The French press is a versatile tool that can be used to prepare more than just your typical hot or cold brew coffee. Here are some other ways you can use your French press:

  1. Espresso-Style Coffee: While a French press can’t create true espresso (which requires high pressure), you can make a similar, more concentrated coffee. Use the same amount of coffee you’d use for a regular brew, but half the amount of water. Brew for 4 minutes as usual. The result will be a strong, concentrated coffee that you can use as a base for homemade lattes or cappuccinos.
  2. Milk Frother: Heat milk on the stove until hot but not boiling. Pour the hot milk into the French press and move the plunger up and down quickly. This will aerate the milk and create froth, perfect for lattes and cappuccinos.
  3. Herbal or Loose Leaf Tea: A French press is an excellent way to brew loose-leaf tea. Add your tea leaves to the pot, pour over hot water, and steep for the appropriate amount of time for the type of tea you’re brewing (generally 3-5 minutes). Press the plunger to separate the leaves from the tea.
  4. Infused Water or Oils: A French press can infuse flavors into water or oil. For example, add fruits or herbs to water and sit in the fridge for a few hours. The press makes it easy to separate the solids from the liquid. Similarly, you can infuse oils with garlic, herbs, or spices for culinary use.

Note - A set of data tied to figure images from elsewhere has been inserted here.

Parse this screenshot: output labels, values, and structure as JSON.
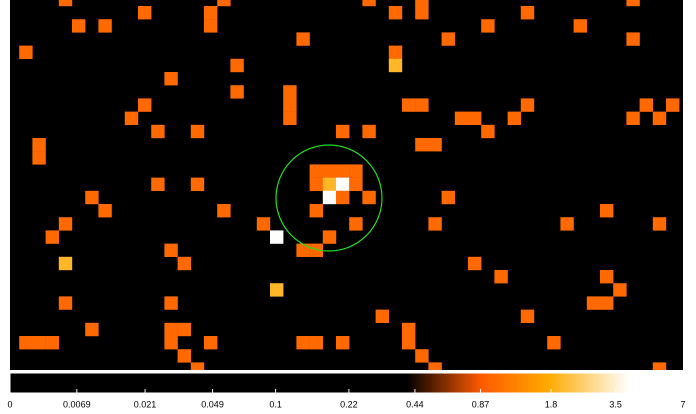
{
  "image": {
    "pixels": [
      [
        4,
        -1,
        1
      ],
      [
        16,
        -1,
        1
      ],
      [
        27,
        -1,
        1
      ],
      [
        31,
        -1,
        1
      ],
      [
        47,
        -1,
        1
      ],
      [
        10,
        0,
        1
      ],
      [
        15,
        0,
        1
      ],
      [
        29,
        0,
        1
      ],
      [
        31,
        0,
        1
      ],
      [
        39,
        0,
        1
      ],
      [
        5,
        1,
        1
      ],
      [
        7,
        1,
        1
      ],
      [
        15,
        1,
        1
      ],
      [
        36,
        1,
        1
      ],
      [
        43,
        1,
        1
      ],
      [
        22,
        2,
        1
      ],
      [
        33,
        2,
        1
      ],
      [
        47,
        2,
        1
      ],
      [
        1,
        3,
        1
      ],
      [
        29,
        3,
        1
      ],
      [
        17,
        4,
        1
      ],
      [
        29,
        4,
        2
      ],
      [
        12,
        5,
        1
      ],
      [
        17,
        6,
        1
      ],
      [
        21,
        6,
        1
      ],
      [
        10,
        7,
        1
      ],
      [
        21,
        7,
        1
      ],
      [
        30,
        7,
        1
      ],
      [
        31,
        7,
        1
      ],
      [
        39,
        7,
        1
      ],
      [
        48,
        7,
        1
      ],
      [
        50,
        7,
        1
      ],
      [
        9,
        8,
        1
      ],
      [
        21,
        8,
        1
      ],
      [
        34,
        8,
        1
      ],
      [
        35,
        8,
        1
      ],
      [
        38,
        8,
        1
      ],
      [
        47,
        8,
        1
      ],
      [
        49,
        8,
        1
      ],
      [
        11,
        9,
        1
      ],
      [
        14,
        9,
        1
      ],
      [
        25,
        9,
        1
      ],
      [
        27,
        9,
        1
      ],
      [
        36,
        9,
        1
      ],
      [
        2,
        10,
        1
      ],
      [
        31,
        10,
        1
      ],
      [
        32,
        10,
        1
      ],
      [
        2,
        11,
        1
      ],
      [
        23,
        12,
        1
      ],
      [
        24,
        12,
        1
      ],
      [
        25,
        12,
        1
      ],
      [
        26,
        12,
        1
      ],
      [
        11,
        13,
        1
      ],
      [
        14,
        13,
        1
      ],
      [
        23,
        13,
        1
      ],
      [
        24,
        13,
        2
      ],
      [
        25,
        13,
        4
      ],
      [
        26,
        13,
        1
      ],
      [
        6,
        14,
        1
      ],
      [
        24,
        14,
        4
      ],
      [
        25,
        14,
        1
      ],
      [
        27,
        14,
        1
      ],
      [
        33,
        14,
        1
      ],
      [
        7,
        15,
        1
      ],
      [
        16,
        15,
        1
      ],
      [
        23,
        15,
        1
      ],
      [
        45,
        15,
        1
      ],
      [
        4,
        16,
        1
      ],
      [
        19,
        16,
        1
      ],
      [
        26,
        16,
        1
      ],
      [
        32,
        16,
        1
      ],
      [
        42,
        16,
        1
      ],
      [
        49,
        16,
        1
      ],
      [
        3,
        17,
        1
      ],
      [
        20,
        17,
        4
      ],
      [
        24,
        17,
        1
      ],
      [
        12,
        18,
        1
      ],
      [
        22,
        18,
        1
      ],
      [
        23,
        18,
        1
      ],
      [
        4,
        19,
        2
      ],
      [
        13,
        19,
        1
      ],
      [
        35,
        19,
        1
      ],
      [
        37,
        20,
        1
      ],
      [
        45,
        20,
        1
      ],
      [
        20,
        21,
        2
      ],
      [
        46,
        21,
        1
      ],
      [
        4,
        22,
        1
      ],
      [
        12,
        22,
        1
      ],
      [
        44,
        22,
        1
      ],
      [
        45,
        22,
        1
      ],
      [
        28,
        23,
        1
      ],
      [
        39,
        23,
        1
      ],
      [
        6,
        24,
        1
      ],
      [
        12,
        24,
        1
      ],
      [
        13,
        24,
        1
      ],
      [
        30,
        24,
        1
      ],
      [
        1,
        25,
        1
      ],
      [
        2,
        25,
        1
      ],
      [
        3,
        25,
        1
      ],
      [
        12,
        25,
        1
      ],
      [
        15,
        25,
        1
      ],
      [
        22,
        25,
        1
      ],
      [
        23,
        25,
        1
      ],
      [
        25,
        25,
        1
      ],
      [
        30,
        25,
        1
      ],
      [
        41,
        25,
        1
      ],
      [
        13,
        26,
        1
      ],
      [
        31,
        26,
        1
      ],
      [
        14,
        27,
        1
      ],
      [
        32,
        27,
        1
      ],
      [
        49,
        27,
        1
      ]
    ]
  },
  "colorbar": {
    "range": [
      0,
      7
    ],
    "ticks": [
      0,
      0.0069,
      0.021,
      0.049,
      0.1,
      0.22,
      0.44,
      0.87,
      1.8,
      3.5,
      7
    ]
  }
}
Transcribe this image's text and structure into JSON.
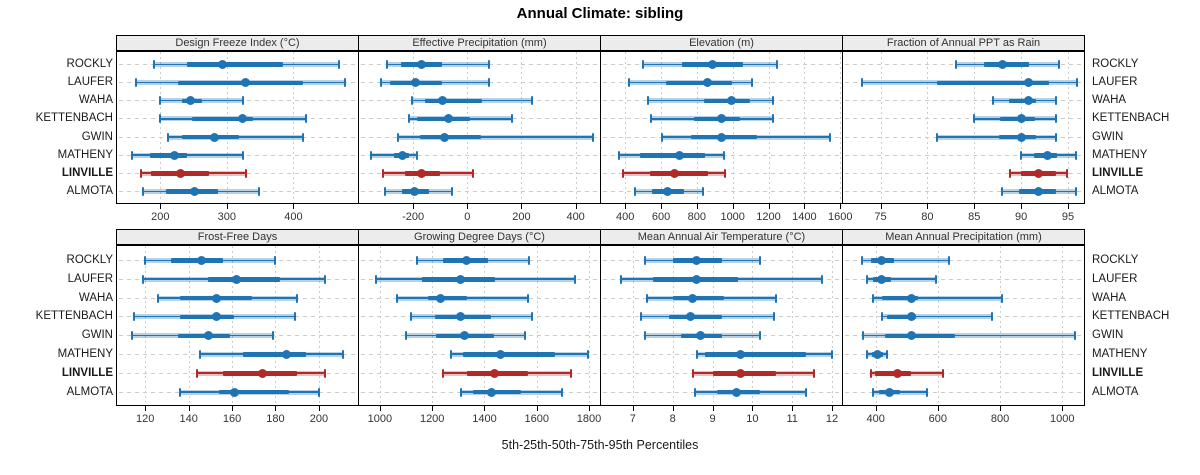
{
  "title": "Annual Climate: sibling",
  "caption": "5th-25th-50th-75th-95th Percentiles",
  "colors": {
    "primary": "#1f74b4",
    "primary_light": "rgba(31,116,180,0.32)",
    "highlight": "#b02a27",
    "highlight_light": "rgba(176,42,39,0.30)",
    "grid": "#cccccc",
    "strip_bg": "#ececec",
    "border": "#000000"
  },
  "chart_data": {
    "type": "dotplot-interval",
    "title": "Annual Climate: sibling",
    "caption": "5th-25th-50th-75th-95th Percentiles",
    "percentiles": [
      5,
      25,
      50,
      75,
      95
    ],
    "legend_position": "none",
    "grid": "on",
    "sites": [
      "ROCKLY",
      "LAUFER",
      "WAHA",
      "KETTENBACH",
      "GWIN",
      "MATHENY",
      "LINVILLE",
      "ALMOTA"
    ],
    "highlight_site": "LINVILLE",
    "panels": [
      {
        "title": "Design Freeze Index (°C)",
        "row": 0,
        "col": 0,
        "ticks": [
          200,
          300,
          400
        ],
        "xlim": [
          135,
          497
        ],
        "values": [
          [
            190,
            240,
            293,
            384,
            468
          ],
          [
            164,
            226,
            328,
            414,
            477
          ],
          [
            199,
            233,
            245,
            262,
            324
          ],
          [
            199,
            247,
            323,
            340,
            419
          ],
          [
            212,
            232,
            281,
            319,
            415
          ],
          [
            157,
            184,
            221,
            240,
            325
          ],
          [
            171,
            186,
            230,
            273,
            329
          ],
          [
            174,
            209,
            251,
            286,
            348
          ]
        ]
      },
      {
        "title": "Effective Precipitation (mm)",
        "row": 0,
        "col": 1,
        "ticks": [
          -200,
          0,
          200,
          400
        ],
        "xlim": [
          -400,
          490
        ],
        "values": [
          [
            -295,
            -245,
            -170,
            -95,
            80
          ],
          [
            -320,
            -285,
            -190,
            -95,
            80
          ],
          [
            -205,
            -155,
            -90,
            55,
            240
          ],
          [
            -215,
            -185,
            -70,
            10,
            165
          ],
          [
            -255,
            -175,
            -85,
            50,
            465
          ],
          [
            -355,
            -270,
            -240,
            -215,
            -185
          ],
          [
            -310,
            -230,
            -170,
            -100,
            20
          ],
          [
            -305,
            -240,
            -195,
            -140,
            -55
          ]
        ]
      },
      {
        "title": "Elevation (m)",
        "row": 0,
        "col": 2,
        "ticks": [
          400,
          600,
          800,
          1000,
          1200,
          1400,
          1600
        ],
        "xlim": [
          265,
          1610
        ],
        "values": [
          [
            500,
            715,
            885,
            1055,
            1250
          ],
          [
            420,
            630,
            860,
            995,
            1105
          ],
          [
            530,
            840,
            995,
            1095,
            1225
          ],
          [
            545,
            785,
            940,
            1040,
            1225
          ],
          [
            605,
            770,
            940,
            1135,
            1545
          ],
          [
            365,
            480,
            705,
            845,
            950
          ],
          [
            385,
            540,
            675,
            860,
            955
          ],
          [
            455,
            550,
            635,
            730,
            835
          ]
        ]
      },
      {
        "title": "Fraction of Annual PPT as Rain",
        "row": 0,
        "col": 3,
        "ticks": [
          75,
          80,
          85,
          90,
          95
        ],
        "xlim": [
          71,
          96.7
        ],
        "values": [
          [
            83,
            86,
            88,
            90.8,
            94
          ],
          [
            73,
            81,
            90.8,
            93,
            96
          ],
          [
            87,
            88.7,
            90.8,
            91.6,
            93.7
          ],
          [
            85,
            87.7,
            90,
            91.5,
            93.7
          ],
          [
            81,
            87.6,
            90,
            91.6,
            93.7
          ],
          [
            90,
            91.4,
            92.8,
            93.8,
            95.8
          ],
          [
            88.8,
            90,
            91.8,
            93.7,
            94.9
          ],
          [
            88,
            89.8,
            91.8,
            93.7,
            95.8
          ]
        ]
      },
      {
        "title": "Frost-Free Days",
        "row": 1,
        "col": 0,
        "ticks": [
          120,
          140,
          160,
          180,
          200
        ],
        "xlim": [
          107,
          218
        ],
        "values": [
          [
            120,
            132,
            146,
            156,
            180
          ],
          [
            119,
            149,
            162,
            182,
            203
          ],
          [
            126,
            136,
            153,
            169,
            190
          ],
          [
            115,
            136,
            153,
            161,
            189
          ],
          [
            114,
            135,
            149,
            159,
            179
          ],
          [
            145,
            165,
            185,
            194,
            211
          ],
          [
            144,
            156,
            174,
            190,
            203
          ],
          [
            136,
            154,
            161,
            186,
            200
          ]
        ]
      },
      {
        "title": "Growing Degree Days (°C)",
        "row": 1,
        "col": 1,
        "ticks": [
          1000,
          1200,
          1400,
          1600,
          1800
        ],
        "xlim": [
          920,
          1842
        ],
        "values": [
          [
            1140,
            1240,
            1333,
            1415,
            1570
          ],
          [
            985,
            1160,
            1308,
            1440,
            1745
          ],
          [
            1065,
            1185,
            1230,
            1335,
            1565
          ],
          [
            1118,
            1210,
            1310,
            1425,
            1580
          ],
          [
            1100,
            1215,
            1325,
            1435,
            1555
          ],
          [
            1273,
            1316,
            1463,
            1670,
            1795
          ],
          [
            1240,
            1335,
            1440,
            1565,
            1730
          ],
          [
            1310,
            1358,
            1425,
            1540,
            1695
          ]
        ]
      },
      {
        "title": "Mean Annual Air Temperature (°C)",
        "row": 1,
        "col": 2,
        "ticks": [
          7,
          8,
          9,
          10,
          11,
          12
        ],
        "xlim": [
          6.2,
          12.25
        ],
        "values": [
          [
            7.3,
            8.0,
            8.6,
            9.25,
            10.2
          ],
          [
            6.7,
            7.5,
            8.6,
            9.65,
            11.75
          ],
          [
            7.35,
            8.0,
            8.5,
            9.3,
            10.6
          ],
          [
            7.2,
            7.9,
            8.45,
            9.25,
            10.55
          ],
          [
            7.3,
            8.2,
            8.7,
            9.25,
            10.2
          ],
          [
            8.6,
            8.8,
            9.7,
            11.35,
            12.0
          ],
          [
            8.5,
            9.0,
            9.7,
            10.6,
            11.55
          ],
          [
            8.55,
            9.1,
            9.6,
            10.2,
            11.35
          ]
        ]
      },
      {
        "title": "Mean Annual Precipitation (mm)",
        "row": 1,
        "col": 3,
        "ticks": [
          400,
          600,
          800,
          1000
        ],
        "xlim": [
          295,
          1070
        ],
        "values": [
          [
            357,
            385,
            420,
            460,
            635
          ],
          [
            373,
            390,
            420,
            450,
            595
          ],
          [
            390,
            420,
            515,
            535,
            805
          ],
          [
            420,
            435,
            515,
            530,
            775
          ],
          [
            360,
            430,
            515,
            655,
            1040
          ],
          [
            373,
            388,
            405,
            424,
            438
          ],
          [
            385,
            398,
            470,
            515,
            615
          ],
          [
            390,
            412,
            443,
            478,
            565
          ]
        ]
      }
    ]
  }
}
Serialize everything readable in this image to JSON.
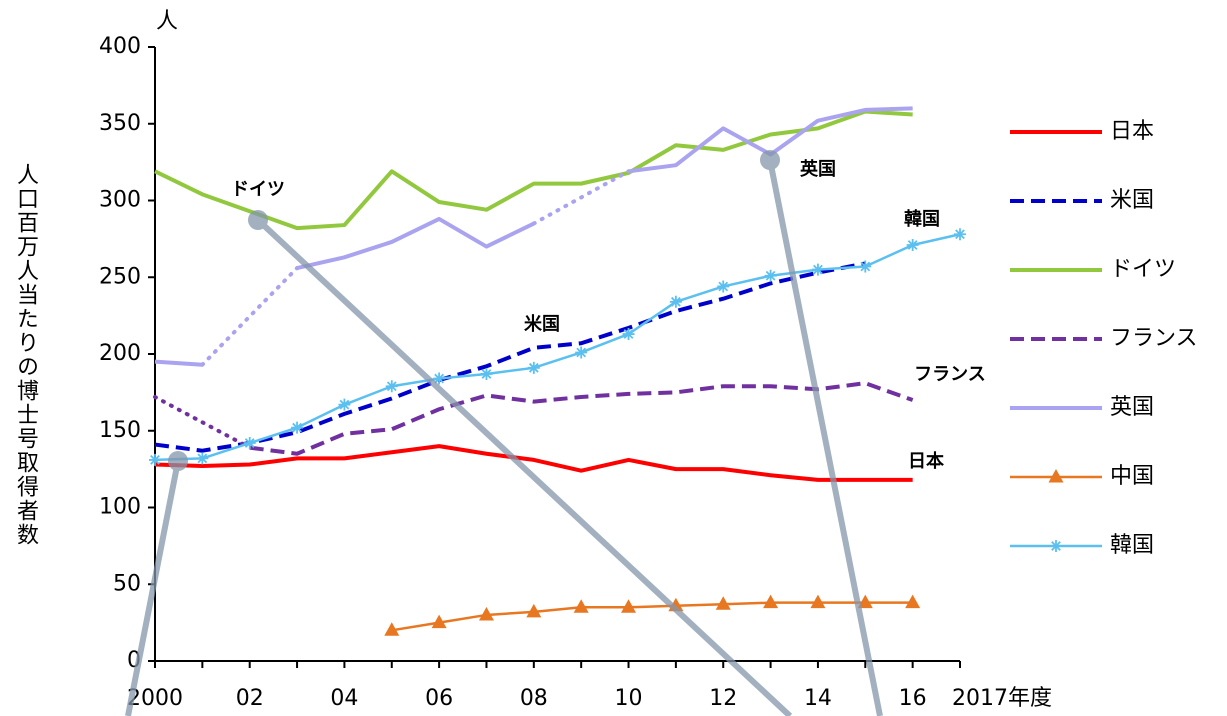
{
  "chart_data": {
    "type": "line",
    "y_label": "人口百万人当たりの博士号取得者数",
    "y_unit": "人",
    "categories": [
      "2000",
      null,
      "02",
      null,
      "04",
      null,
      "06",
      null,
      "08",
      null,
      "10",
      null,
      "12",
      null,
      "14",
      null,
      "16",
      "2017年度"
    ],
    "ylim": [
      0,
      400
    ],
    "yticks": [
      0,
      50,
      100,
      150,
      200,
      250,
      300,
      350,
      400
    ],
    "grid": false,
    "legend": "right",
    "series": [
      {
        "name": "日本",
        "color": "#ff0000",
        "line_style": "solid",
        "values": [
          128,
          127,
          128,
          132,
          132,
          136,
          140,
          135,
          131,
          124,
          131,
          125,
          125,
          121,
          118,
          118,
          118,
          null
        ]
      },
      {
        "name": "米国",
        "color": "#0000cc",
        "line_style": "dashed",
        "values": [
          141,
          137,
          142,
          149,
          161,
          171,
          183,
          192,
          204,
          207,
          217,
          228,
          236,
          246,
          253,
          259,
          null,
          null
        ]
      },
      {
        "name": "ドイツ",
        "color": "#92c83e",
        "line_style": "solid",
        "values": [
          319,
          304,
          293,
          282,
          284,
          319,
          299,
          294,
          311,
          311,
          318,
          336,
          333,
          343,
          347,
          358,
          356,
          null
        ]
      },
      {
        "name": "フランス",
        "color": "#7030a0",
        "line_style": "dashed",
        "gaps": "dotted",
        "values": [
          172,
          null,
          139,
          135,
          148,
          151,
          164,
          173,
          169,
          172,
          174,
          175,
          179,
          179,
          177,
          181,
          170,
          null
        ]
      },
      {
        "name": "英国",
        "color": "#aaa3f0",
        "line_style": "solid",
        "gaps": "dotted",
        "values": [
          195,
          193,
          null,
          256,
          263,
          273,
          288,
          270,
          285,
          null,
          319,
          323,
          347,
          330,
          352,
          359,
          360,
          null
        ]
      },
      {
        "name": "中国",
        "color": "#e87722",
        "line_style": "solid",
        "marker": "triangle",
        "values": [
          null,
          null,
          null,
          null,
          null,
          20,
          25,
          30,
          32,
          35,
          35,
          36,
          37,
          38,
          38,
          38,
          38,
          null
        ]
      },
      {
        "name": "韓国",
        "color": "#5bc0f0",
        "line_style": "solid",
        "marker": "asterisk",
        "values": [
          131,
          132,
          142,
          152,
          167,
          179,
          184,
          187,
          191,
          201,
          213,
          234,
          244,
          251,
          255,
          257,
          271,
          278
        ]
      }
    ],
    "annotations": [
      "ドイツ",
      "英国",
      "米国",
      "韓国",
      "フランス",
      "日本"
    ]
  }
}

  5. Fruit Juices: If you have soft fruits like berries or citrus, you can press them in French to extract fresh, homemade juice. You may want to strain the juice afterward to remove any remaining pulp or seeds.
  6. Cocktails: A French press can muddle ingredients and mix cocktails. For example, you could make a mojito by muddling the mint and lime directly in the press, adding the other ingredients, and then using the plunger to strain the drink as you pour.

Remember to clean your French press thoroughly between uses, especially when switching between coffee and other beverages, to avoid cross-contamination of flavors.